Machine-Learning Non-Conservative Dynamics for New-Physics Detection

TL;DR

This paper introduces NNPhD, a neural network-based method for detecting non-conservative forces indicating new physics by decomposing force fields, with demonstrated success in various numerical experiments and improved future state prediction.

Contribution

The paper presents a novel neural network approach to identify non-conservative forces, enabling new physics discovery through force decomposition and phase transition analysis.

Findings

Successfully rediscovered friction, Neptune, and gravitational waves from data.
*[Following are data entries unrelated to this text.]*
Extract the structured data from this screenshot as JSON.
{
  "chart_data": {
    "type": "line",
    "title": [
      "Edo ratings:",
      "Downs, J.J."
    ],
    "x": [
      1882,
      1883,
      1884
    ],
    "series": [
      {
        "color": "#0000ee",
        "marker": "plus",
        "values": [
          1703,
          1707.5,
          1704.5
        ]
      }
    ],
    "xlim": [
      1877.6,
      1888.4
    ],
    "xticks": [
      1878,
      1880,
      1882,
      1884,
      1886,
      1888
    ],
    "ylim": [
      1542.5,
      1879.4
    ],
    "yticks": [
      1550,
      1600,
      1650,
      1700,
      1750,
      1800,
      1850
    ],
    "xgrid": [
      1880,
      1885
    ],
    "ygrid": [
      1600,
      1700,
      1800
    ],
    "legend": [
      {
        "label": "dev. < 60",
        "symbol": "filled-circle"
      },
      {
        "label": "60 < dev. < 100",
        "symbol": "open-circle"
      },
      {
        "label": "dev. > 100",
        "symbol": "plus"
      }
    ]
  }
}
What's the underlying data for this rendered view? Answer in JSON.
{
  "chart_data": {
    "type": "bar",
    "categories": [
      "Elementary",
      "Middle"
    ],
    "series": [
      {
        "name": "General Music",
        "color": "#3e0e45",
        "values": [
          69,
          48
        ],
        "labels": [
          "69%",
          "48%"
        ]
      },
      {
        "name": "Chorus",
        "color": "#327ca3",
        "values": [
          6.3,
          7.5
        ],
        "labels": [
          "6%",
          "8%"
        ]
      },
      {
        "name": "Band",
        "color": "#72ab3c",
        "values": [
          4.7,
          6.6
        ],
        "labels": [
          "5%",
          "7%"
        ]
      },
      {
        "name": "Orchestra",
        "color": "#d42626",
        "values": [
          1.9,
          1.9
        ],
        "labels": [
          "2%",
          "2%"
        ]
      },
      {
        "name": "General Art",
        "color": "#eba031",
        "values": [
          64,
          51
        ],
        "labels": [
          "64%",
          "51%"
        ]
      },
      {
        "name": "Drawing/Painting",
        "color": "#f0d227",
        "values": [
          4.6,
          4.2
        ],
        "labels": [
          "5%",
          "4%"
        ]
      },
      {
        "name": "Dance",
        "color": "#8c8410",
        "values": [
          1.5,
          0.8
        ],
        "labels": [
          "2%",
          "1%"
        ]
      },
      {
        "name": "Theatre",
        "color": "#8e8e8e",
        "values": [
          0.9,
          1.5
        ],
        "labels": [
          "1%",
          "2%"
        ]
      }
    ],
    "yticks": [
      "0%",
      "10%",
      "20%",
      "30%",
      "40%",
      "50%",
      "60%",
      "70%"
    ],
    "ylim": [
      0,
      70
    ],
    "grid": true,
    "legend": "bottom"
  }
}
Identified a phase transition at λ=1 for force decomposition.

Outperformed previous methods in predicting damped double pendulum dynamics.

Abstract

Energy conservation is a basic physics principle, the breakdown of which often implies new physics. This paper presents a method for data-driven "new physics" discovery. Specifically, given a trajectory governed by unknown forces, our Neural New-Physics Detector (NNPhD) aims to detect new physics by decomposing the force field into conservative and non-conservative components, which are represented by a Lagrangian Neural Network (LNN) and a universal approximator network (UAN), respectively, trained to minimize the force recovery error plus a constant $\lambda$ times the magnitude of the predicted non-conservative force. We show that a phase transition occurs at $\lambda$=1, universally for arbitrary forces. We demonstrate that NNPhD successfully discovers new physics in toy numerical experiments, rediscovering friction (1493) from a damped double pendulum, Neptune from Uranus' orbit (1846) and gravitational waves (2017) from an inspiraling orbit. We also show how NNPhD coupled with an integrator outperforms previous methods for predicting the future of a damped double pendulum.